Sollte jemand das wahre Abenteuer suchen, dann wäre man in den fremdländischen Stadtteilen Duisburgs richtig. Ich verbringe dort jede Woche zwei Stunden, während ich darauf warte, dass mein Sohn mit dem Sport fertig ist. Dann gehe ich die Einkaufsstrasse einmal rauf und runter und suche diesen Kitzel, den man sonst nur findet, wenn man irgendwo sehr exotisch ist. Anders als im Urlaub in zB Istanbul, Kairo oder Islamabad ist die Fremde aber unverfälscht, weil niemand hier vom Tourismus leben möchte. Man kann also immer mit ehrlichen Reaktionen rechnen.
Erste Erkenntnis vorab: Deutsch ist manchmal Fremdsprache und nicht immer hilfreich, wie wir gleich sehen werden. Ich beginne meine Tour am Beginn der Strasse, an einem Laden für Heiratsmode, der bis auf bestückte Schaufenster vollkommen leer ist. Ab da geht es kilometerweise los und zwar immer in der Reihenfolge: Kiosk > Spielhalle > irgendwas mit Essen > Kiosk > Spielhalle, etc.

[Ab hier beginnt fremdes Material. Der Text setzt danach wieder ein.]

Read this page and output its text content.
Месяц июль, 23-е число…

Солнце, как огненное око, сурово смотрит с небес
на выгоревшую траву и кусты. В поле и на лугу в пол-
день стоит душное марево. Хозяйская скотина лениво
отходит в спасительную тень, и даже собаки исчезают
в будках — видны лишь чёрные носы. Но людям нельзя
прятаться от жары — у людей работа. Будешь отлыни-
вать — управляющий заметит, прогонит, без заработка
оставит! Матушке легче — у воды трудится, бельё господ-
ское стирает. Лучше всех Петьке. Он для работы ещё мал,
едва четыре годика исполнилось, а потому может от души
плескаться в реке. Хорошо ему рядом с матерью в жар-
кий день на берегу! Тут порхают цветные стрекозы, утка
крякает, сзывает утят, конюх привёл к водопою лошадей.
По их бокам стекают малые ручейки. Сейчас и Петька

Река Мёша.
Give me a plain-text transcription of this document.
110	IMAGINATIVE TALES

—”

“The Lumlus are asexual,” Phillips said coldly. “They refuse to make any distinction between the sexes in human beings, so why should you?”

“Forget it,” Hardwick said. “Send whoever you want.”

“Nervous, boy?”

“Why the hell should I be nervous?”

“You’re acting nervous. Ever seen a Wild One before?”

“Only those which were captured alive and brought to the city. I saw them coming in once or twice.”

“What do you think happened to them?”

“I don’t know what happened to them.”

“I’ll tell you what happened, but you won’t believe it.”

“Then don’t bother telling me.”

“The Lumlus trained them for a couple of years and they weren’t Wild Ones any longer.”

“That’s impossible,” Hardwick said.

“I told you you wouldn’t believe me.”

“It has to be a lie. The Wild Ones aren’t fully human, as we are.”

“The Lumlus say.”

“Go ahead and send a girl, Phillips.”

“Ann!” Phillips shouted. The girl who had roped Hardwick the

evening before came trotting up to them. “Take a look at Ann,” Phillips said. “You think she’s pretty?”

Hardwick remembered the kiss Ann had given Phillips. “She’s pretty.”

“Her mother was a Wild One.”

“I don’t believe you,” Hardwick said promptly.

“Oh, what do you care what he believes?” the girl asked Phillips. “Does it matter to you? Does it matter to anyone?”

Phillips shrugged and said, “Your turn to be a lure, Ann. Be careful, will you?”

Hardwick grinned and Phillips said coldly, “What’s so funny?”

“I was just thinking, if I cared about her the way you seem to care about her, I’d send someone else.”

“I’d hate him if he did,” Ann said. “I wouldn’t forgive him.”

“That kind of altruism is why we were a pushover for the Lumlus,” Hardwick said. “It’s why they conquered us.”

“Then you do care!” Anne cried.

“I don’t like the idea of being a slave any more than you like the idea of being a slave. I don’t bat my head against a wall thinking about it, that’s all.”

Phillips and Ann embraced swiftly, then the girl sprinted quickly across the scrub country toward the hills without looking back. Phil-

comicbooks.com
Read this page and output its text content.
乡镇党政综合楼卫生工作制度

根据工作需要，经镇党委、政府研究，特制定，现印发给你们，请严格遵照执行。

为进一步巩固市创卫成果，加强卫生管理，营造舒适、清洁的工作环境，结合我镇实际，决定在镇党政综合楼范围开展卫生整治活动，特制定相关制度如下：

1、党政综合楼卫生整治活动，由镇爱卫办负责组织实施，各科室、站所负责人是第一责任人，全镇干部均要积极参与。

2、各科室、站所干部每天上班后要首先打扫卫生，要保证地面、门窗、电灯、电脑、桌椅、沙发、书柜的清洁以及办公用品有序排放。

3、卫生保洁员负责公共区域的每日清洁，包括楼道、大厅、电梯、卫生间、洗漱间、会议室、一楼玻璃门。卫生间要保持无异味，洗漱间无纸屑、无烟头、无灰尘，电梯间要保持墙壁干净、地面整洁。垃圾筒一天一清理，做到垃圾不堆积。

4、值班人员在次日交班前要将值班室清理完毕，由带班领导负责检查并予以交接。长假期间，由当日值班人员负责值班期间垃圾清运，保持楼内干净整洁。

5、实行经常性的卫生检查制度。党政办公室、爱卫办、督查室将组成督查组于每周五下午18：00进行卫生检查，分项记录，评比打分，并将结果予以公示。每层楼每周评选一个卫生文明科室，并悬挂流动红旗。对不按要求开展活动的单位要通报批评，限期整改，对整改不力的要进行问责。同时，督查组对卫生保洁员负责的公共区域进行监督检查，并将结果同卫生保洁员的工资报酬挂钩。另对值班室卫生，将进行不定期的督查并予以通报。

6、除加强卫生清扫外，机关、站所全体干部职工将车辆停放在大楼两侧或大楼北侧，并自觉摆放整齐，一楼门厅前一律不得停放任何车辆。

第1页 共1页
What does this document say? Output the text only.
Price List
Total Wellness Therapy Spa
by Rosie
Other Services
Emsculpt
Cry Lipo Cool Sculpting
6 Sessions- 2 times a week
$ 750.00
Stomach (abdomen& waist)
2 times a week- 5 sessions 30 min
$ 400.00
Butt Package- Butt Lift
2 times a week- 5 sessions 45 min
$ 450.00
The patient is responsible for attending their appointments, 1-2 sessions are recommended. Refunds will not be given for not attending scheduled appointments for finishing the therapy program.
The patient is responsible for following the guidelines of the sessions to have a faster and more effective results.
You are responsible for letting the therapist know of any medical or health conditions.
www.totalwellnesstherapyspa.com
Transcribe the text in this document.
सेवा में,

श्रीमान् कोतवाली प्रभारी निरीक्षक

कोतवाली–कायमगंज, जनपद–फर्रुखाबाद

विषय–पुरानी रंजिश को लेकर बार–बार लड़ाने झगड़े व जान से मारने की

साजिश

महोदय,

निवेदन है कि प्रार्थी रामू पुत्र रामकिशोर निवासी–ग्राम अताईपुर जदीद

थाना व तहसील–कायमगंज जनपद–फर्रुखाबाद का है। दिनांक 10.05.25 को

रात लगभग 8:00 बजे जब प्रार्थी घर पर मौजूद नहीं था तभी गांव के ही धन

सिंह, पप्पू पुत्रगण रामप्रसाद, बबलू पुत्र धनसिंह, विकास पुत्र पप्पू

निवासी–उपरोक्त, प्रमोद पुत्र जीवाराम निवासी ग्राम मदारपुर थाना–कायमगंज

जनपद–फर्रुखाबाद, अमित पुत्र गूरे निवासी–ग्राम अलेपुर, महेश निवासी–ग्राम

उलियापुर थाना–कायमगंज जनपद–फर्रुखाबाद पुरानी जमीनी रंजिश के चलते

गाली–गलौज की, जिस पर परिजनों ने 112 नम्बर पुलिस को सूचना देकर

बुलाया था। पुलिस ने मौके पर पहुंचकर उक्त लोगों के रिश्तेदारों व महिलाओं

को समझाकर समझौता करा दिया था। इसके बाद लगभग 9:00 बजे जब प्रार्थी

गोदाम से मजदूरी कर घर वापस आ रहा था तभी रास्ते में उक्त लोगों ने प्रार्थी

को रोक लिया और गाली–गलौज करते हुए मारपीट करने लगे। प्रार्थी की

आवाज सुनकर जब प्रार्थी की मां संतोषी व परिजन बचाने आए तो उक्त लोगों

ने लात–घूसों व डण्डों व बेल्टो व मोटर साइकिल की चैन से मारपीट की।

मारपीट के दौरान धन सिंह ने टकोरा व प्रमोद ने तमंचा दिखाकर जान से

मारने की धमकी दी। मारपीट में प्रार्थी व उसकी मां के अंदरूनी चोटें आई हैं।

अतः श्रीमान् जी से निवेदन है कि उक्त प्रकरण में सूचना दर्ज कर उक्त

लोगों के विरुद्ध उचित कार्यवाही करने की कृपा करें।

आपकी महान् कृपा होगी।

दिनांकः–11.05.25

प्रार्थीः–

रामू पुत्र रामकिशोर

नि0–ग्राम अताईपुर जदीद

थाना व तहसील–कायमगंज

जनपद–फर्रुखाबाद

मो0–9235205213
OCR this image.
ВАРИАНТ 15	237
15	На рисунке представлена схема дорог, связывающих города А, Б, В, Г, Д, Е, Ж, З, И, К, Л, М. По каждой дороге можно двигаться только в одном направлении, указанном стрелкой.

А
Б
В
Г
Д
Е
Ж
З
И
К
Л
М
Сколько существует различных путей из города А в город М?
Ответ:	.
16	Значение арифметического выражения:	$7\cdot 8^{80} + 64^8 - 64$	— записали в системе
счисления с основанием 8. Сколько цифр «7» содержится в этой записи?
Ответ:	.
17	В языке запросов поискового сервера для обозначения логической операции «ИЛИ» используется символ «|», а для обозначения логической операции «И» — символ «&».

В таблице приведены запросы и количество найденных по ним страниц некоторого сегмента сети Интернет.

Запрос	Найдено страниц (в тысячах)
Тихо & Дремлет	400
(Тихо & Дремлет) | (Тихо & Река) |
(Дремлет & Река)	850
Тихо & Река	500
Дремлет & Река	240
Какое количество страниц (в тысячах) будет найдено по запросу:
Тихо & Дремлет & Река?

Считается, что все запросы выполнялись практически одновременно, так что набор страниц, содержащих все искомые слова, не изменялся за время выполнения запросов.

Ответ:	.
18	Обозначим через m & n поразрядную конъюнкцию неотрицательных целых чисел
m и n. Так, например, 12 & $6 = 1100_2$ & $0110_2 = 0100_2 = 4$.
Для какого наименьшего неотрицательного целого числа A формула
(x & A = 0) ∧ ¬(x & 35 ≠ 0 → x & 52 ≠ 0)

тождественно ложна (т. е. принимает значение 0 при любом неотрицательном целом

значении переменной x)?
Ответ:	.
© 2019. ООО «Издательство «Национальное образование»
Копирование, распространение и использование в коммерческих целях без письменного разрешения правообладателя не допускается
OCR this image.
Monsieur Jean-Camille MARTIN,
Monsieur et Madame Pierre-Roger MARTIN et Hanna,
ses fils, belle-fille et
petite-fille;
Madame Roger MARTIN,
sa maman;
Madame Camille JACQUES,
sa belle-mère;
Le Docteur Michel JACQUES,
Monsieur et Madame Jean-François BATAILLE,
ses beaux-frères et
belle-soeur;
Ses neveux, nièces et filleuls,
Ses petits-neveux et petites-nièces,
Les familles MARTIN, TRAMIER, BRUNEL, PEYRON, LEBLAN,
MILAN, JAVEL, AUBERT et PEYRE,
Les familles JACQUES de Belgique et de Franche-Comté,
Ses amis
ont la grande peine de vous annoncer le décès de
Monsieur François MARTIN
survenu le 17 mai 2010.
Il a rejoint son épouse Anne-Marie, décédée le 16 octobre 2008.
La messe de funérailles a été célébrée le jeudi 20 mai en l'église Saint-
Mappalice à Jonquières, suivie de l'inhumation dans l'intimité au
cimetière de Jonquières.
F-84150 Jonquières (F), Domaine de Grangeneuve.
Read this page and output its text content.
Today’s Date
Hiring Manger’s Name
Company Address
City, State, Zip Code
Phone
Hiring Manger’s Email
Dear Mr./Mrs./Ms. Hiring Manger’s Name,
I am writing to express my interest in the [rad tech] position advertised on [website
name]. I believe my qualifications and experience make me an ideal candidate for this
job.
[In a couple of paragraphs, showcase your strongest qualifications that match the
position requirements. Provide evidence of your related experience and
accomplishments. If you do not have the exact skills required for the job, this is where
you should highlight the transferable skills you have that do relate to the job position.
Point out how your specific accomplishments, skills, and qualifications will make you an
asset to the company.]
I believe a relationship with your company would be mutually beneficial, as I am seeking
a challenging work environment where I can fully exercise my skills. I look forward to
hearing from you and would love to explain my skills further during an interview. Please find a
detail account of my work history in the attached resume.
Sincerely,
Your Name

Mein erster Eindruck ist schon mal ein liberaler: Mir kommen drei strunzbesoffene Teenagerinnen entgegen, die mich in Stakkato-Arabisch angraben, was ich lächelnd zur Kenntnis nehme, mich aber schmutzig und unsicher fühle, weil ich nicht genau weiss, ob das mit dem "süß" nicht doch eher eine Verarsche ist. Erkenntnis Zwo: So fühlen sich also Frauen wenn sie mit Laszivität konfrontiert werden. Das hatte ich mir schöner vorgestellt
Ich rette mich in einen Laden mit süßen Backwaren. Die einsame Kopftuchfrau schweigt mich an, während ich die deutschen Beschreibungen suche, denn ich verstehe nix vom riesigen Menü über der Theke. "Egal" denke ich, "bestellst Du von allem etwas".
Ich räuspere mich und versuche in schönstem Deutsch: "Einmal, eine Mischung, bitte?"
Sie reagiert nicht und sieht mich stumm an. Ich versuche weiter: "Darf ich bitte eine große Packung mit allem, so irgendwie gemischt haben?" und sage nicht dazu: "Ich würde auch mit Geld dafür bezahlen?" Sie sieht sich um und brüllt über meine Schulter, worauf ein Mann mit anatolischem Schnurrbart hereinkommt und zurückbrüllt. Er deutet auf die Süsswaren, macht eine schwungvolle Handbewegung, dreht sich zu mir um und meint freundlich: "Kommt gleich."
Und ohne dass ich ihn dazu aufgefordert hätte beginnt er mir zu erzählen, wie anstrengend das Leben hier sei, denn: "Nur noch Ausländer hier. Guck mal:", er deutet auf die Strasse vor dem Laden, "Albaner. Die sollte man alle abholen. Klauen und Prügeln." Er seufzt und läßt mir keine Zeit zu sagen, dass das doch sooo nicht stimme, denn er hat echt viel auf dem Platz rechts vom Herzen. Irgendwann darf ich dann aber doch gehen, mit einem Beutel Süßkram und einer Heidenangst vor den Albanern da draussen.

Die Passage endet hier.